Es una realidad que un elevadísimo número de mujeres cobran mucho menos que los hombres, simplemente por su género. Esto también parece muy cosa del pasado, pero no lo es, es algo actual también. Pero no es muy visible, suele ser a escondidas, y en los tiempos que corren donde apenas hay empleo y la economía familiar se resiente, muchas mujeres se ven obligadas a coger estos empleos para poder comer y mantenerse. No todo el mundo puede rechazar una oferta de empleo y prender una cruzada contra un explotador. Hay veces que por desgracia prima poder comer y alimentar una familia. Pero sucede. Ya te digo si sucede. De nuevo, esto no quiere decir que no haya hombres que estén explotados, porque eso es otra gran realidad. Pero en este caso estoy hablando de un mismo puesto de trabajo, donde la mujer cobra mucho menos que el hombre.

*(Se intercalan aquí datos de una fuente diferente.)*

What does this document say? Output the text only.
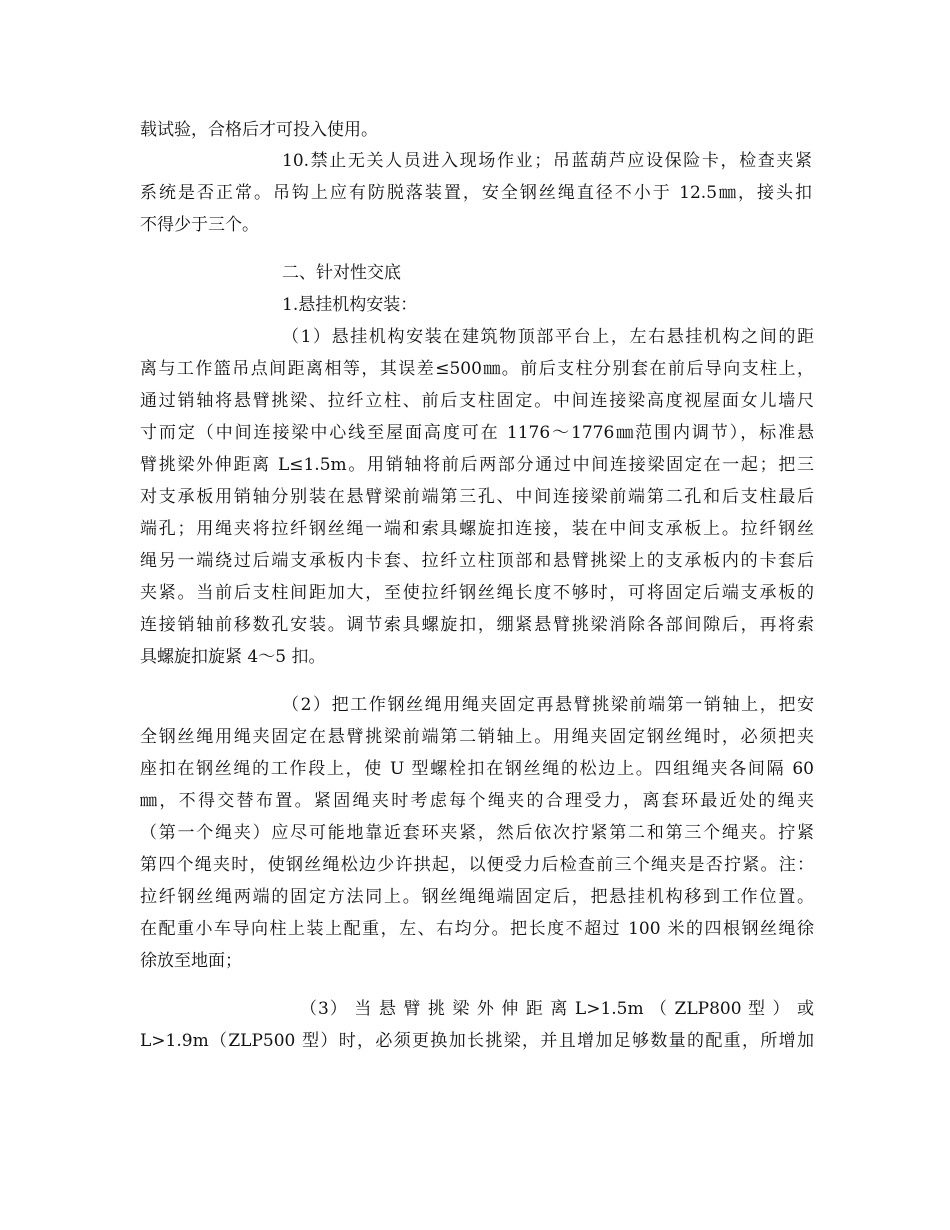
载试验，合格后才可投入使用。
10.禁止无关人员进入现场作业；吊蓝葫芦应设保险卡，检查夹紧
系统是否正常。吊钩上应有防脱落装置，安全钢丝绳直径不小于 12.5㎜，接头扣
不得少于三个。
二、针对性交底
1.悬挂机构安装：
（1）悬挂机构安装在建筑物顶部平台上，左右悬挂机构之间的距
离与工作篮吊点间距离相等，其误差≤500㎜。前后支柱分别套在前后导向支柱上，
通过销轴将悬臂挑梁、拉纤立柱、前后支柱固定。中间连接梁高度视屋面女儿墙尺
寸而定（中间连接梁中心线至屋面高度可在 1176～1776㎜范围内调节），标准悬
臂挑梁外伸距离 L≤1.5m。用销轴将前后两部分通过中间连接梁固定在一起；把三
对支承板用销轴分别装在悬臂梁前端第三孔、中间连接梁前端第二孔和后支柱最后
端孔；用绳夹将拉纤钢丝绳一端和索具螺旋扣连接，装在中间支承板上。拉纤钢丝
绳另一端绕过后端支承板内卡套、拉纤立柱顶部和悬臂挑梁上的支承板内的卡套后
夹紧。当前后支柱间距加大，至使拉纤钢丝绳长度不够时，可将固定后端支承板的
连接销轴前移数孔安装。调节索具螺旋扣，绷紧悬臂挑梁消除各部间隙后，再将索
具螺旋扣旋紧 4～5 扣。
（2）把工作钢丝绳用绳夹固定再悬臂挑梁前端第一销轴上，把安
全钢丝绳用绳夹固定在悬臂挑梁前端第二销轴上。用绳夹固定钢丝绳时，必须把夹
座扣在钢丝绳的工作段上，使 U 型螺栓扣在钢丝绳的松边上。四组绳夹各间隔 60
㎜，不得交替布置。紧固绳夹时考虑每个绳夹的合理受力，离套环最近处的绳夹
（第一个绳夹）应尽可能地靠近套环夹紧，然后依次拧紧第二和第三个绳夹。拧紧
第四个绳夹时，使钢丝绳松边少许拱起，以便受力后检查前三个绳夹是否拧紧。注：
拉纤钢丝绳两端的固定方法同上。钢丝绳绳端固定后，把悬挂机构移到工作位置。
在配重小车导向柱上装上配重，左、右均分。把长度不超过 100 米的四根钢丝绳徐
徐放至地面；
（3） 当 悬 臂 挑 梁 外 伸 距 离 L>1.5m （ ZLP800 型 ） 或
L>1.9m（ZLP500 型）时，必须更换加长挑梁，并且增加足够数量的配重，所增加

Es una realidad que la mujer siegue siendo el sexo débil, una persona demasiado sensible para poder hacer cosas “duras”. Cuando eso sí es cosa del pasado, donde la visión de la mujer blanda no era más que la visión que ciertos hombres habían puesto a las mujeres (de nuevo, ciertos hombres no es todos los hombres. Me pongo pesada con el tema porque no quiero que se malinterprete).

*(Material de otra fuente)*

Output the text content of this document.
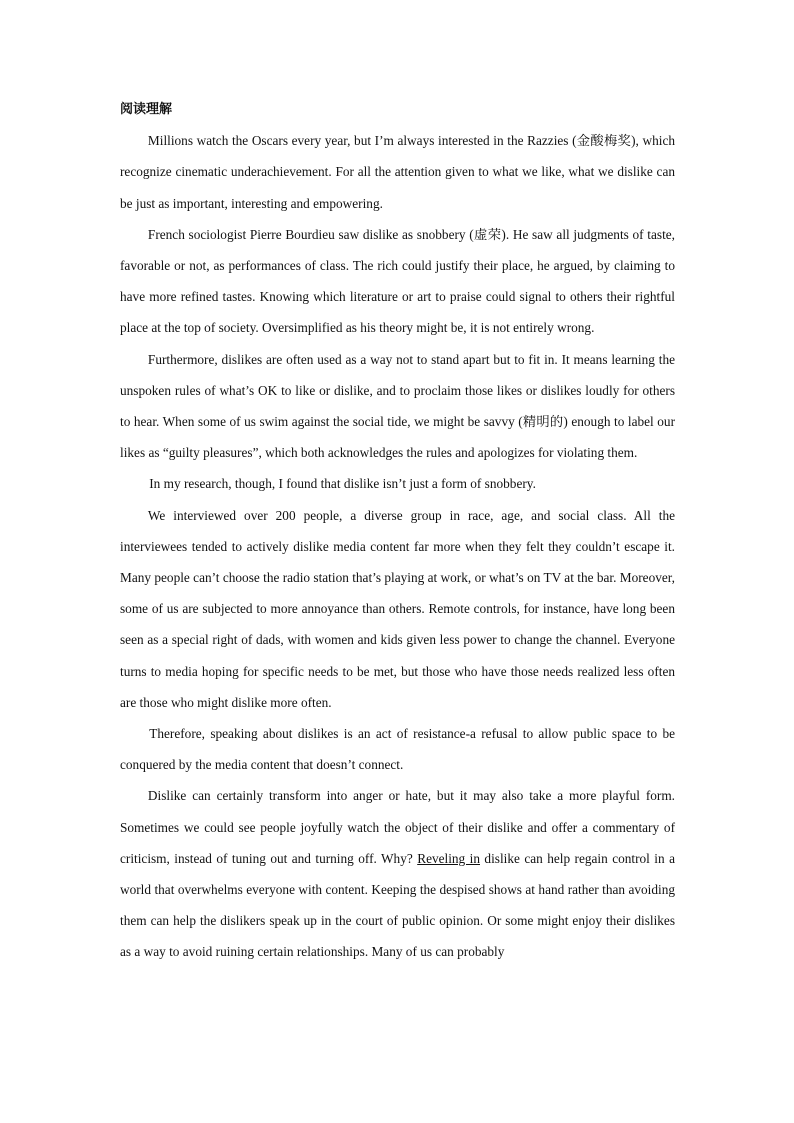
阅读理解

Millions watch the Oscars every year, but I’m always interested in the Razzies (金酸梅奖), which recognize cinematic underachievement. For all the attention given to what we like, what we dislike can be just as important, interesting and empowering.

French sociologist Pierre Bourdieu saw dislike as snobbery (虚荣). He saw all judgments of taste, favorable or not, as performances of class. The rich could justify their place, he argued, by claiming to have more refined tastes. Knowing which literature or art to praise could signal to others their rightful place at the top of society. Oversimplified as his theory might be, it is not entirely wrong.

Furthermore, dislikes are often used as a way not to stand apart but to fit in. It means learning the unspoken rules of what’s OK to like or dislike, and to proclaim those likes or dislikes loudly for others to hear. When some of us swim against the social tide, we might be savvy (精明的) enough to label our likes as “guilty pleasures”, which both acknowledges the rules and apologizes for violating them.

In my research, though, I found that dislike isn’t just a form of snobbery.

We interviewed over 200 people, a diverse group in race, age, and social class. All the interviewees tended to actively dislike media content far more when they felt they couldn’t escape it. Many people can’t choose the radio station that’s playing at work, or what’s on TV at the bar. Moreover, some of us are subjected to more annoyance than others. Remote controls, for instance, have long been seen as a special right of dads, with women and kids given less power to change the channel. Everyone turns to media hoping for specific needs to be met, but those who have those needs realized less often are those who might dislike more often.

Therefore, speaking about dislikes is an act of resistance-a refusal to allow public space to be conquered by the media content that doesn’t connect.

Dislike can certainly transform into anger or hate, but it may also take a more playful form. Sometimes we could see people joyfully watch the object of their dislike and offer a commentary of criticism, instead of tuning out and turning off. Why? Reveling in dislike can help regain control in a world that overwhelms everyone with content. Keeping the despised shows at hand rather than avoiding them can help the dislikers speak up in the court of public opinion. Or some might enjoy their dislikes as a way to avoid ruining certain relationships. Many of us can probably
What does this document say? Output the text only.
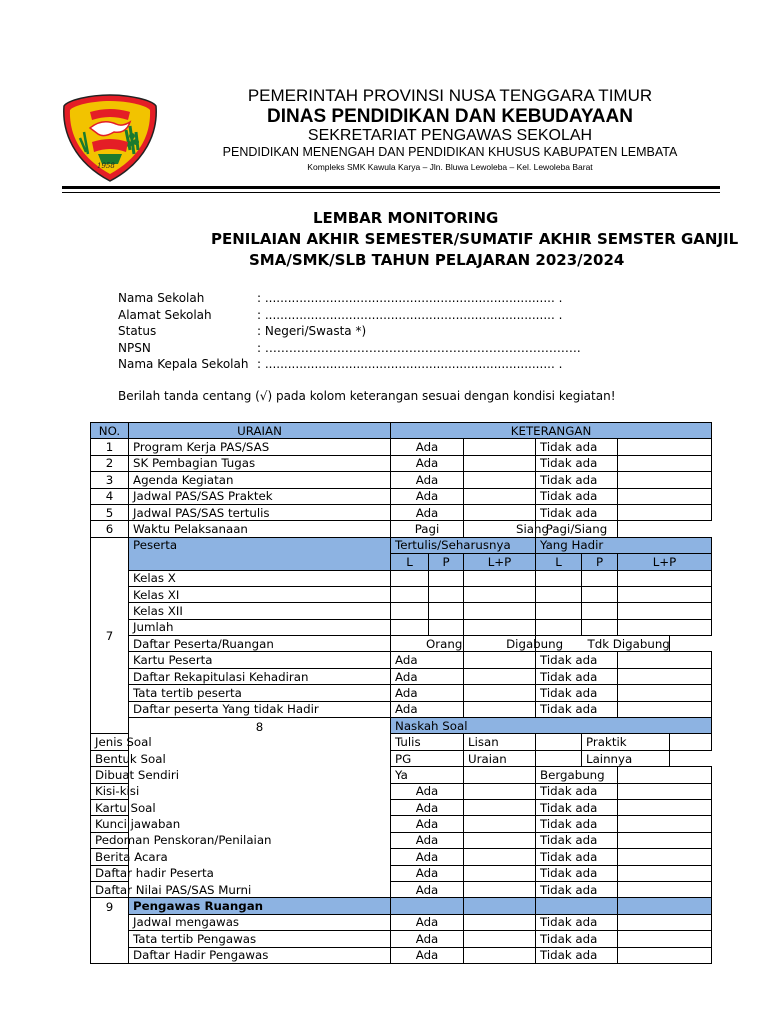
1958
PEMERINTAH PROVINSI NUSA TENGGARA TIMUR
DINAS PENDIDIKAN DAN KEBUDAYAAN
SEKRETARIAT PENGAWAS SEKOLAH
PENDIDIKAN MENENGAH DAN PENDIDIKAN KHUSUS KABUPATEN LEMBATA
Kompleks SMK Kawula Karya – Jln. Bluwa Lewoleba – Kel. Lewoleba Barat
LEMBAR MONITORING
PENILAIAN AKHIR SEMESTER/SUMATIF AKHIR SEMSTER GANJIL
SMA/SMK/SLB TAHUN PELAJARAN 2023/2024
Nama Sekolah	: ............................................................................ .
Alamat Sekolah	: ............................................................................ .
Status	: Negeri/Swasta *)
NPSN	: …………………………………………………………………….
Nama Kepala Sekolah : ............................................................................ .
Berilah tanda centang (√) pada kolom keterangan sesuai dengan kondisi kegiatan!
NO.	URAIAN	KETERANGAN						
1	Program Kerja PAS/SAS	Ada			Tidak ada			
2	SK Pembagian Tugas	Ada			Tidak ada			
3	Agenda Kegiatan	Ada			Tidak ada			
4	Jadwal PAS/SAS Praktek	Ada			Tidak ada			
5	Jadwal PAS/SAS tertulis	Ada			Tidak ada			
6	Waktu Pelaksanaan	Pagi		Siang	Pagi/Siang			
7	Peserta	Tertulis/Seharusnya			Yang Hadir			
		L	P	L+P	L	P	L+P	
	Kelas X							
	Kelas XI							
	Kelas XII							
	Jumlah							
	Daftar Peserta/Ruangan			Orang Digabung		Tdk Digabung		
	Kartu Peserta	Ada			Tidak ada			
	Daftar Rekapitulasi Kehadiran	Ada			Tidak ada			
	Tata tertib peserta	Ada			Tidak ada			
	Daftar peserta Yang tidak Hadir	Ada			Tidak ada			
	8	Naskah Soal						
Jenis Soal		Tulis		Lisan		Praktik		
Bentuk Soal		PG		Uraian		Lainnya		
Dibuat Sendiri		Ya			Bergabung			
Kisi-kisi		Ada			Tidak ada			
Kartu Soal		Ada			Tidak ada			
Kunci jawaban		Ada			Tidak ada			
Pedoman Penskoran/Penilaian		Ada			Tidak ada			
Berita Acara		Ada			Tidak ada			
Daftar hadir Peserta		Ada			Tidak ada			
Daftar Nilai PAS/SAS Murni		Ada			Tidak ada			
9	Pengawas Ruangan							
	Jadwal mengawas	Ada			Tidak ada			
	Tata tertib Pengawas	Ada			Tidak ada			
	Daftar Hadir Pengawas	Ada			Tidak ada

Y además, es una realidad que muchas mujeres son despedidas por quedarse embarazadas. Por desgracia, una realidad muy presente hoy en día, incluso en países donde se presume de inclusismo laboral, de igualdad de derechos, países “avanzados” (que mira que me rechina esta palabra, porque luego son los más neardentales), etc. Despidos improcedentes, camuflados para ser socialmente aceptados, pero que se les ve a kilómetros su mala obra, su intolerancia, su machismo y por supuesto su cara dura. Despidos donde todo el mundo se lava las manos, donde la empresa dice que te echa por una cosa y no te paga, el seguro dice que es culpa de la empresa y no te paga, y la mujer se queda sin saber a quién recurrir, porque se encuentra desamparada.

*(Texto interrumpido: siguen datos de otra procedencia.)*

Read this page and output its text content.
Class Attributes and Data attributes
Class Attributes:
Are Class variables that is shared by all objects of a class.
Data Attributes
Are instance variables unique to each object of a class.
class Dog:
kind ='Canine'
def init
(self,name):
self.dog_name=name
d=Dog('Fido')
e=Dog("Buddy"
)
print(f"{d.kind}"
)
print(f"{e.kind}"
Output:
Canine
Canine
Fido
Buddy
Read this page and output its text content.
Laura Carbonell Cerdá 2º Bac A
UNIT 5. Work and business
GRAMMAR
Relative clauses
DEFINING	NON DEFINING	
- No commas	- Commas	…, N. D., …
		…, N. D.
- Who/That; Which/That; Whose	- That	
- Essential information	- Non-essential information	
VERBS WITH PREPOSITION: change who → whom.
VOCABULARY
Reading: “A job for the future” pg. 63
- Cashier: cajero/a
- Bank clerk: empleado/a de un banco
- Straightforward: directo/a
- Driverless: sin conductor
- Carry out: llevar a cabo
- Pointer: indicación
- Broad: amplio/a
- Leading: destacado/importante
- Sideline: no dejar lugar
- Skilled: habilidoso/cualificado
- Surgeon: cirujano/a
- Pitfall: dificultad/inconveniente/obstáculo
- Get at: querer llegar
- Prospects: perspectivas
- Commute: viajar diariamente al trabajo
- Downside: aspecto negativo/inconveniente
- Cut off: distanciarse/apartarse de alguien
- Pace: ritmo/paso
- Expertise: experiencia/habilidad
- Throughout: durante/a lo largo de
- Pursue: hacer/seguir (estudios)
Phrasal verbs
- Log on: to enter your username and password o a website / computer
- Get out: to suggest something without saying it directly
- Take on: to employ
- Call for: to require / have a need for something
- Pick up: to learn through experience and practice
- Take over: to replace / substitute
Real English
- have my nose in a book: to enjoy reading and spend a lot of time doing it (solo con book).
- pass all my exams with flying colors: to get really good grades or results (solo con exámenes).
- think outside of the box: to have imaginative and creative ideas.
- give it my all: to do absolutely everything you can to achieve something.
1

Esta es la realidad, una enorme desigualdad laboral entre hombres y mujeres, un gran vacío legal que no siempre se puede recurrir y denunciar. Una desigualdad que está al alcance de todxs intentar solucionar, ya sea desde la posición de jefx, compañerx, amigx. Ya sea haciendo algo directamente o promoviendo estas realidades para que no sean algo oscuro y desconocido. Ya sea culpa de hombre o también de mujeres con estas actitudes machistas (que las hay, no todo es culpa del hombre). Sea como sea, debemos cambiarlo para que sea justo.